Pulling away from last week's will-he-won't-he-gasp-he-did Crist frenzy for just a sec, I got an e-mail yesterday from Democrat Jeff Greene's campaign, in which Greene reminds voters that he "took on Wall Street and won and will take on Washington and win for the people of Florida."
In case you are like "what I thought they cast Shia LaBeouf in that," a little backstory: Billionaire Greene is often noted for having bet against the housing market and making loads of money, while most people were selling their children's kidneys.
I called up Paul Blank, press liason for Greene's campaign and asked who, per se, lost if Jeff Greene won? "Wall Street," Blank said. Right, but "Wall Street" is not really a person or a
tangible thing unless we are talking, of course, about the road. Perhaps Wall Street was the vehicle through which money was gained and lost? So voters lost to this Street character at the same time Greene won. Hmm.

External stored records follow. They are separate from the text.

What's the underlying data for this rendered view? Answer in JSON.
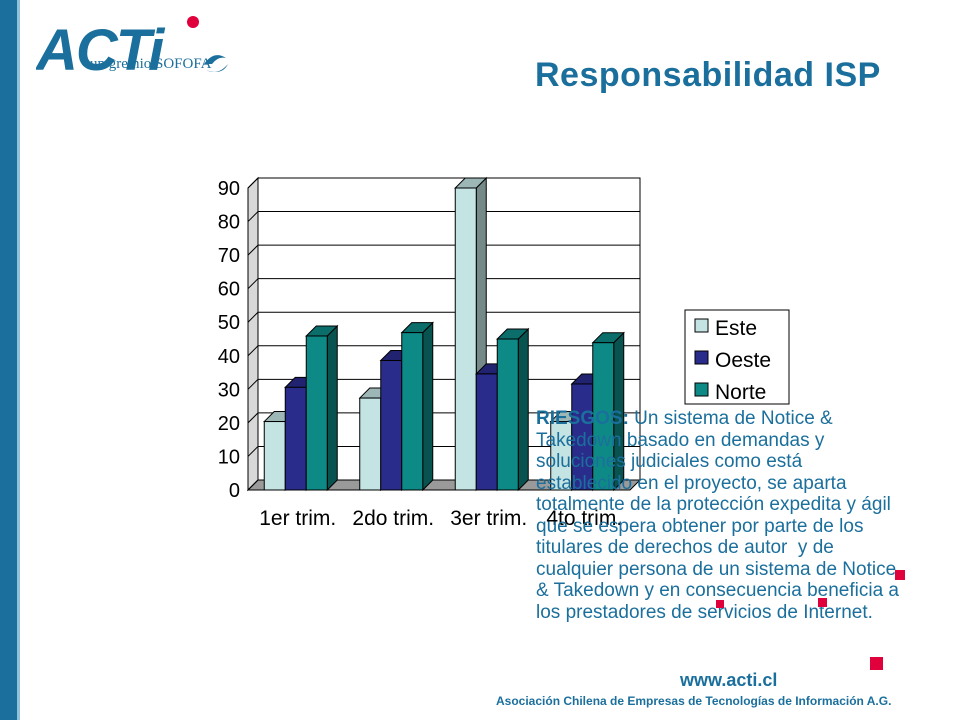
{
  "header": {
    "logo_text": "ACTi",
    "logo_subtitle": "un gremio SOFOFA",
    "title": "Responsabilidad ISP"
  },
  "chart_data": {
    "type": "bar",
    "style": "3d-clustered",
    "categories": [
      "1er trim.",
      "2do trim.",
      "3er trim.",
      "4to trim."
    ],
    "series": [
      {
        "name": "Este",
        "values": [
          20.4,
          27.4,
          90,
          20.4
        ],
        "color": "#c4e4e4"
      },
      {
        "name": "Oeste",
        "values": [
          30.6,
          38.6,
          34.6,
          31.6
        ],
        "color": "#2a2c8c"
      },
      {
        "name": "Norte",
        "values": [
          45.9,
          46.9,
          45,
          43.9
        ],
        "color": "#0e8a86"
      }
    ],
    "ylim": [
      0,
      90
    ],
    "yticks": [
      "0",
      "10",
      "20",
      "30",
      "40",
      "50",
      "60",
      "70",
      "80",
      "90"
    ],
    "grid": true,
    "legend": "right",
    "title": "",
    "xlabel": "",
    "ylabel": ""
  },
  "body": {
    "lead": "RIESGOS:",
    "text": " Un sistema de Notice &\nTakedown basado en demandas y\nsoluciones judiciales como está\nestablecido en el proyecto, se aparta\ntotalmente de la protección expedita y ágil\nque se espera obtener por parte de los\ntitulares de derechos de autor  y de\ncualquier persona de un sistema de Notice\n& Takedown y en consecuencia beneficia a\nlos prestadores de servicios de Internet."
  },
  "footer": {
    "url": "www.acti.cl",
    "org": "Asociación Chilena de Empresas de Tecnologías de Información A.G."
  },
  "colors": {
    "brand": "#1b6f9c",
    "accent": "#e0003c"
  }
}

From Greene's official website:
Described as "gutsy" and "one of those rare people who smelled trouble in housing when times were flush," Jeff had the courage to take on Wall Street, make bold investments and had success beyond his wildest dreams - it's called the American dream...

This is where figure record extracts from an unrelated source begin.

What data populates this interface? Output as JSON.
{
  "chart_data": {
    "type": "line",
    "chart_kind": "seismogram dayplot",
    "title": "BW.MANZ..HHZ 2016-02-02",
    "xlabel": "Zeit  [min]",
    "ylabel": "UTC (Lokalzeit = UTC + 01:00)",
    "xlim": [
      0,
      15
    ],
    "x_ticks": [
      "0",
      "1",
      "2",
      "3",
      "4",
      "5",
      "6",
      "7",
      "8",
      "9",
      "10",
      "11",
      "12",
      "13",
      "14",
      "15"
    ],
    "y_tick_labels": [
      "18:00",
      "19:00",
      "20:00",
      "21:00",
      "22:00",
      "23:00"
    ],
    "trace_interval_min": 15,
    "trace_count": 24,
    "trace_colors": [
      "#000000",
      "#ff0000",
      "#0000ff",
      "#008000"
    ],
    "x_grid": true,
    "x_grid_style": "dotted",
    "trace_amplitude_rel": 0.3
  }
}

Blank says, "Jeff didn't make one penny from any Floridians losing their homes. It's Congressman Meek and the career politicians in Washington who watched and did nothing. That's my whole point. It's a fact!"
The e-mail, titled "The reviews are in," was a rebuke to rival Kendrick Meek's e-mail, in which Meek quoted a bunch of news sources that discussed Greene's awkwardly-gained riches. Our favorite is the Salon bit, which starts, "I don't know too much about Jeff Greene, so I probably shouldn't call him a douchebag."
Regardless of where Greene's new cash directly came from, I don't think it's helping his campaign to point just how clever or enlightened he was in his investments at a time when the rest of us were flailing. And it's not like his e-mail's other points are particularly strong: Florida's unemployment rate went up since 2003 "when Meek took office"? Yeah, buddy, I know. It's called the recession.